Babıali Kültür Yayıncılığı A.Ş
- Type: Private
- Industry: Media
- Founded: 1999
- Headquarters: Istanbul, Turkey,
- Key people: İsmet Demir (chairman)
- Website: www.bky.com.tr

= Babıali Kültür Yayıncılığı =

Publishing company in Istanbul, Turkey

Babıali Kültür Yayıncılığı (Babiali Cultural Publications in English, abbreviated as BKY) is a publishing company based in Istanbul, Turkey. The company publishes many different kinds of books.

==History==
Babıali Kültür Yayıncılığı was founded in Istanbul on November 13, 1999 and started to publish books in 2000. It has extended its sphere of activities and brought important books into the Turkish market. Today, it is one of the leading publishing companies in Turkey with popular authors and important books. Until 15 April 2013, Rahîm Er who is the founder of the company was the chairman of the board. Since 15 April 2013, İsmet Demir holds that post.

==Name of the company==
Babıali Kültür Yayıncılığı means Babıali Cultural Publications. The word Babıali (Ottoman Turkish Bab-ı Âli) which means High Porte used to refer to the Divan (court) of the Ottoman Empire where government policies were established. The particular term was used in the context of diplomacy by the western states, as their diplomats were received at "porte" (meaning gate).
This word also refers to the media and publication sector in Turkey since the headquarters of media companies were based in Babıali region of Cağaloğlu until the late 1990s. Today headquarters of Turkish national media companies are based at modern towers and office buildings in İkitelli and Yenibosna, Istanbul. However, Cağaloğlu neighborhood of Eminönü (in Fatih district) which represents Babıali concept is still the center of book publishing sector of Turkey.

==Books==
In addition to publishing works by prominent Turkish authors, Babıali Kültür Yayıncılığı has also published many well-known books by internationally acclaimed authors, including the following titles::
1. South Beach Diet (Miami Diyeti), Arthur Agatston
2. Un Mensonge Français (Bir Fransız Yalanı), Georges-Marc Benamou
3. Tell No One (Kimseye Söyleme), Harlan Coben
4. Pour Your Heart into It (Gönlünü İşe Vermek), Howard Schultz
5. Hollywood, Le Pengagon et Washington (Hollywood, Pentagon ve Washington), Jean-Michel Valantin
6. Stupid White Men (Aptal Beyaz Adamlar), Michael Moore
7. Dude, Where's My Country?, (Ahbap, Memleketim Nerede?), Michael Moore

==Authors==
Today Babıali Kültür Yayıncılığı has many famous authors, including but not limited to the following names:
1. Adeline Yen Mah
2. Alphonse de Lamartine
3. Arthur Agatston
4. Bartalomé de Las Casas
5. Gabriel Domergue
6. Georges-Marc Benamou
7. Harlan Coben
8. Howard Schultz
9. Iris Johansen
10. İsmet Miroğlu
11. Jean-Michel Valantin
12. John Adair
13. Maria Orsini Natale
14. Michael Moore
15. Mikhail Gorbachev
16. Mahir Kaynak
17. Yusuf Halaçoğlu
18. Rahîm Er
19. Tzvetan Todorov
20. Yılmaz Öztuna

==Haber Kuşağı (haberkusagi.com)==
Besides publishing books, Babıali Kültür Yayıncılığı was also publishing Haber Kuşağı (haberkusagi.com) a democrat online newspaper in Turkish, founded on 2 February 2005, suspended itself on 15 April 2013. Haber Kuşağı was covering politics, culture, science, business, and sports, and was naturally updated throughout each day.

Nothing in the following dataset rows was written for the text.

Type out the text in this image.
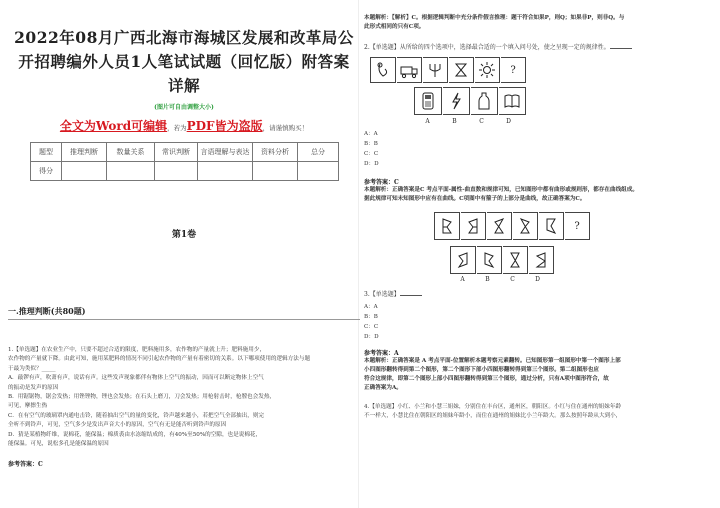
2022年08月广西北海市海城区发展和改革局公
开招聘编外人员1人笔试试题（回忆版）附答案
详解
(图片可自由调整大小)
全文为Word可编辑，若为PDF皆为盗版，请谨慎购买！
题型	推理判断	数量关系	常识判断	言语理解与表达	资料分析	总分
得分						
第1卷
一.推理判断(共80题)

1.【单选题】在农业生产中，只要不超过合适的限度，肥料施用多，农作物的产量就上升；肥料施用少，

农作物的产量就下降。由此可知，施用某肥料的情况不同引起农作物的产量有着密切的关系。以下哪项使用的逻辑方法与题

干最为类似？_____

A．敲锣有声，吹萧有声，说话有声。这些发声现象都伴有物体上空气的振动，因而可以断定物体上空气

的振动是发声的原因

B．用锯锯物，锯会发热；用锉锉物，锉也会发热；在石头上磨刀，刀会发热；用枪射击时，枪膛也会发热，

可见，摩擦生热

C．在有空气的玻璃罩内通电击铃，随着抽出空气的量的变化，铃声越来越小，若把空气全部抽出，则完

全听不到铃声，可见，空气多少是发出声音大小的原因，空气有无是能否听到铃声的原因

D．猜是某植物纤维，说棉花，能保温；棉质裘由水冻缩结成的，有40%至50%的空隙，也是说棉花，

能保温。可见，说松多孔是能保温的原因

参考答案：C

本题解析：【解析】C。根据逻辑判断中充分条件假言推理：题干符合如果P，则Q；如果非P，则非Q。与

此形式相同的只有C项。

2.【单选题】从所给的四个选项中，选择最合适的一个填入问号处，使之呈现一定的规律性。
?
A	B	C	D
A：A
B：B
C：C
D：D
参考答案：C

本题解析：正确答案是C 考点平面-属性-曲直数和规律可知，已知图形中都有曲形或规则形，都存在曲线组成。

据此规律可知未知图形中应有在曲线。C项图中有箍子的上部分是曲线，故正确答案为C。

?
A	B	C	D
3.【单选题】
A：A
B：B
C：C
D：D
参考答案：A

本题解析：正确答案是 A 考点平面-位置解析本题考察元素翻转。已知图形第一组图形中第一个图形上部

小四图形翻转得到第二个图形，第二个图形下部小四图形翻转得到第三个图形。第二组图形也应

符合这规律，即第二个图形上部小四图形翻转得到第三个图形，通过分析，只有A项中图形符合，故

正确答案为A。

4.【单选题】小红、小兰和小慧三姐妹，分别住在丰台区，通州区，朝阳区。小红与住在通州的姐妹年龄

不一样大，小慧比住在朝阳区的姐妹年龄小，而住在通州的姐妹比小兰年龄大。那么按照年龄从大到小，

Haber Kuşağı used to have several permanent columnists, including academics, former politicians, and some authors of Babıali Kültür Yayıncılığı.

The word "haber" means "news" and "kuşak" means "belt", "generation", "brace", and "zone" in Turkish. "Haber Kuşağı" means "News Zone" and/or "News Flow". It is a trademark of Babıali Kültür Yayıncılığı registered under the Turkish Patent Institute.